SWE-bench_Lite#

Overview#

SWE-bench Lite is a focused subset of SWE-bench containing 300 Issue-Pull Request pairs from 11 popular Python repositories. It provides a more accessible entry point for evaluating automated software engineering capabilities.

Task Description#

  • Task Type: Automated Software Engineering / Bug Fixing

  • Input: GitHub issue description with repository context

  • Output: Code patch (diff format) that resolves the issue

  • Size: 300 carefully selected test instances

Key Features#

  • 300 test Issue-Pull Request pairs

  • 11 popular Python repositories covered

  • Real-world bugs with verified solutions

  • Evaluation via unit test verification

  • More manageable than full SWE-bench while still challenging

Evaluation Notes#

  • Requires pip install swebench==4.1.0 before evaluation

  • Docker images are built/pulled automatically for each repository

  • See the usage documentation for detailed setup instructions

  • Popular benchmark variant for initial model comparison

Properties#

Property

Value

Benchmark Name

swe_bench_lite

Dataset ID

princeton-nlp/SWE-bench_Lite

Paper

N/A

Tags

Coding

Metrics

acc

Default Shots

0-shot

Evaluation Split

test

Data Statistics#

Statistics not available.

Sample Example#

Sample example not available.

Prompt Template#

Prompt Template:

{question}

Extra Parameters#

Parameter

Type

Default

Description

build_docker_images

bool

True

Build Docker images locally for each sample.

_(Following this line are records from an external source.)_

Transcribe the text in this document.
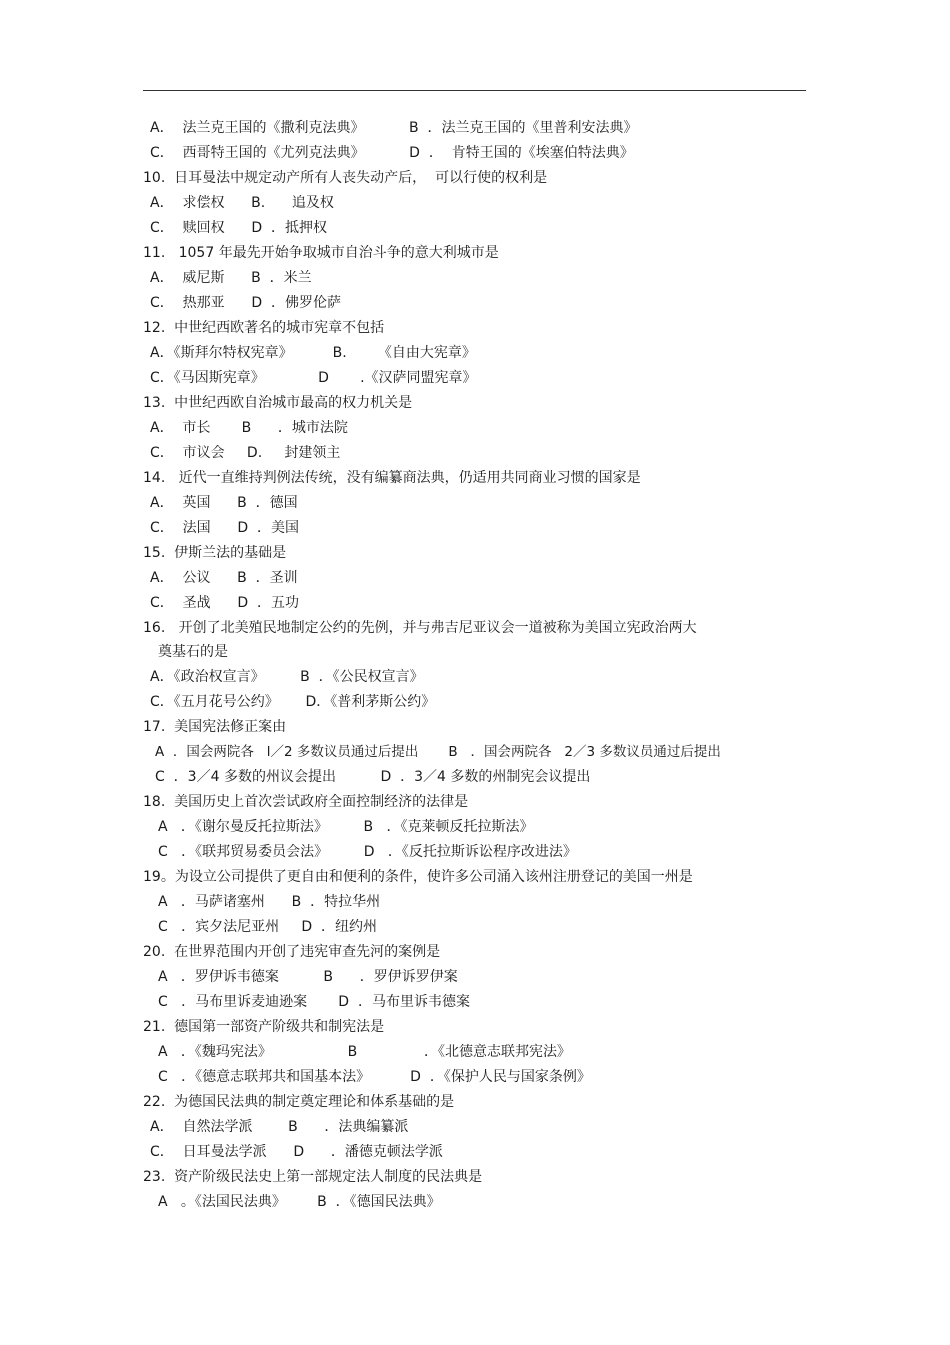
A．  法兰克王国的《撒利克法典》          B  ．法兰克王国的《里普利安法典》
C．  西哥特王国的《尤列克法典》          D  ．  肯特王国的《埃塞伯特法典》
10.  日耳曼法中规定动产所有人丧失动产后，  可以行使的权利是
A．  求偿权      B.      追及权
C．  赎回权      D  ．抵押权
11.   1057 年最先开始争取城市自治斗争的意大利城市是
A．  威尼斯      B  ．米兰
C．  热那亚      D  ．佛罗伦萨
12.  中世纪西欧著名的城市宪章不包括
A．《斯拜尔特权宪章》         B.       《自由大宪章》
C．《马因斯宪章》            D       .《汉萨同盟宪章》
13.  中世纪西欧自治城市最高的权力机关是
A．  市长       B      ．城市法院
C．  市议会     D.     封建领主
14.   近代一直维持判例法传统，没有编纂商法典，仍适用共同商业习惯的国家是
A．  英国      B  ．德国
C．  法国      D  ．美国
15.  伊斯兰法的基础是
A．  公议      B  ．圣训
C．  圣战      D  ．五功
16.   开创了北美殖民地制定公约的先例，并与弗吉尼亚议会一道被称为美国立宪政治两大
奠基石的是
A．《政治权宣言》        B  ．《公民权宣言》
C．《五月花号公约》      D．《普利茅斯公约》
17.  美国宪法修正案由
A  ．国会两院各   l／2 多数议员通过后提出       B   ．国会两院各   2／3 多数议员通过后提出
C  ．3／4 多数的州议会提出          D  ．3／4 多数的州制宪会议提出
18.  美国历史上首次尝试政府全面控制经济的法律是
A   ．《谢尔曼反托拉斯法》        B   ．《克莱顿反托拉斯法》
C   ．《联邦贸易委员会法》        D   ．《反托拉斯诉讼程序改进法》
19。为设立公司提供了更自由和便利的条件，使许多公司涌入该州注册登记的美国一州是
A   ．马萨诸塞州      B  ．特拉华州
C   ．宾夕法尼亚州     D  ．纽约州
20.  在世界范围内开创了违宪审查先河的案例是
A   ．罗伊诉韦德案          B      ．罗伊诉罗伊案
C   ．马布里诉麦迪逊案       D  ．马布里诉韦德案
21.  德国第一部资产阶级共和制宪法是
A   ．《魏玛宪法》                 B               ．《北德意志联邦宪法》
C   ．《德意志联邦共和国基本法》         D  ．《保护人民与国家条例》
22.  为德国民法典的制定奠定理论和体系基础的是
A．  自然法学派        B      ．法典编纂派
C．  日耳曼法学派      D      ．潘德克顿法学派
23.  资产阶级民法史上第一部规定法人制度的民法典是
A   。《法国民法典》       B  ．《德国民法典》
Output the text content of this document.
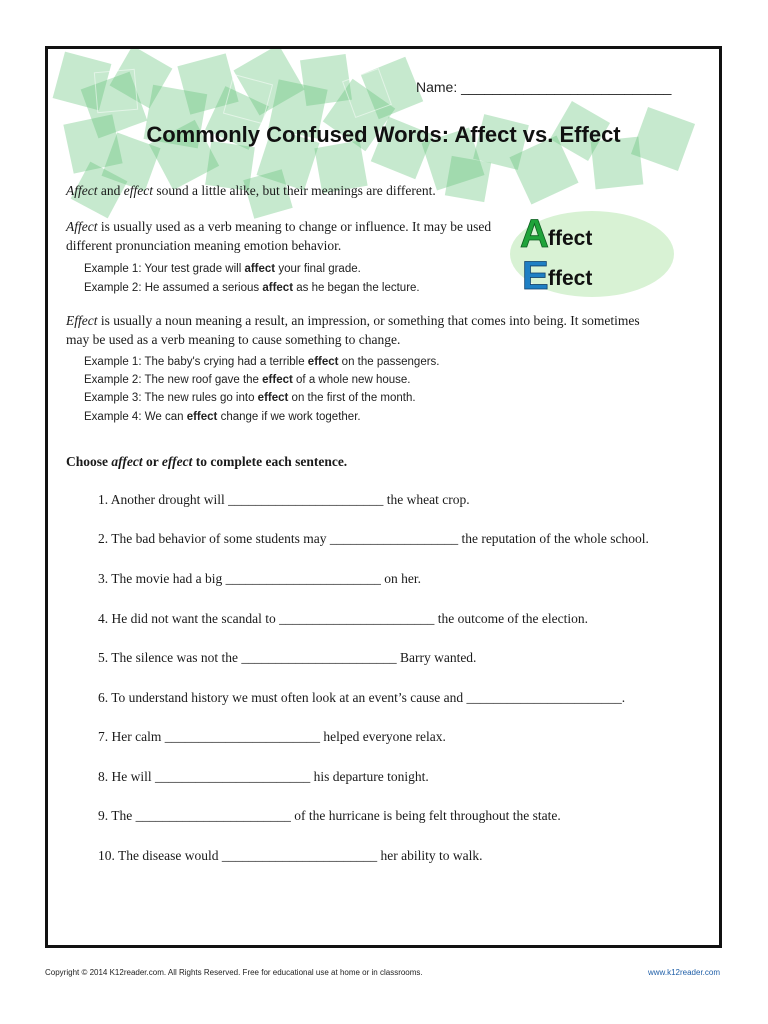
Name: ___________________________
Commonly Confused Words: Affect vs. Effect
Affect and effect sound a little alike, but their meanings are different.
Affect is usually used as a verb meaning to change or influence. It may be used
different pronunciation meaning emotion behavior.
Example 1: Your test grade will affect your final grade.
Example 2: He assumed a serious affect as he began the lecture.
A ffect
E ffect
Effect is usually a noun meaning a result, an impression, or something that comes into being. It sometimes
may be used as a verb meaning to cause something to change.
Example 1: The baby's crying had a terrible effect on the passengers.
Example 2: The new roof gave the effect of a whole new house.
Example 3: The new rules go into effect on the first of the month.
Example 4: We can effect change if we work together.
Choose affect or effect to complete each sentence.
1. Another drought will _______________________ the wheat crop.
2. The bad behavior of some students may ___________________ the reputation of the whole school.
3. The movie had a big _______________________ on her.
4. He did not want the scandal to _______________________ the outcome of the election.
5. The silence was not the _______________________ Barry wanted.
6. To understand history we must often look at an event’s cause and _______________________.
7. Her calm _______________________ helped everyone relax.
8. He will _______________________ his departure tonight.
9. The _______________________ of the hurricane is being felt throughout the state.
10. The disease would _______________________ her ability to walk.
Copyright © 2014 K12reader.com. All Rights Reserved. Free for educational use at home or in classrooms.	www.k12reader.com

pull_remote_images_if_available

bool

True

Attempt to pull existing remote Docker images before building.

inference_dataset_id

str

princeton-nlp/SWE-bench_oracle

Oracle dataset ID used to fetch inference context.

force_arch

str

``

Optionally force the docker images to be pulled/built for a specific architecture. Choices: [‘’, ‘arm64’, ‘x86_64’]

Usage#

Using CLI#

evalscope eval \
    --model YOUR_MODEL \
    --api-url OPENAI_API_COMPAT_URL \
    --api-key EMPTY_TOKEN \
    --datasets swe_bench_lite \
    --limit 10  # Remove this line for formal evaluation

Using Python#

from evalscope import run_task
from evalscope.config import TaskConfig

task_cfg = TaskConfig(
    model='YOUR_MODEL',
    api_url='OPENAI_API_COMPAT_URL',
    api_key='EMPTY_TOKEN',
    datasets=['swe_bench_lite'],
    dataset_args={
        'swe_bench_lite': {
            # extra_params: {}  # uses default extra parameters
        }
    },
    limit=10,  # Remove this line for formal evaluation
)

run_task(task_cfg=task_cfg)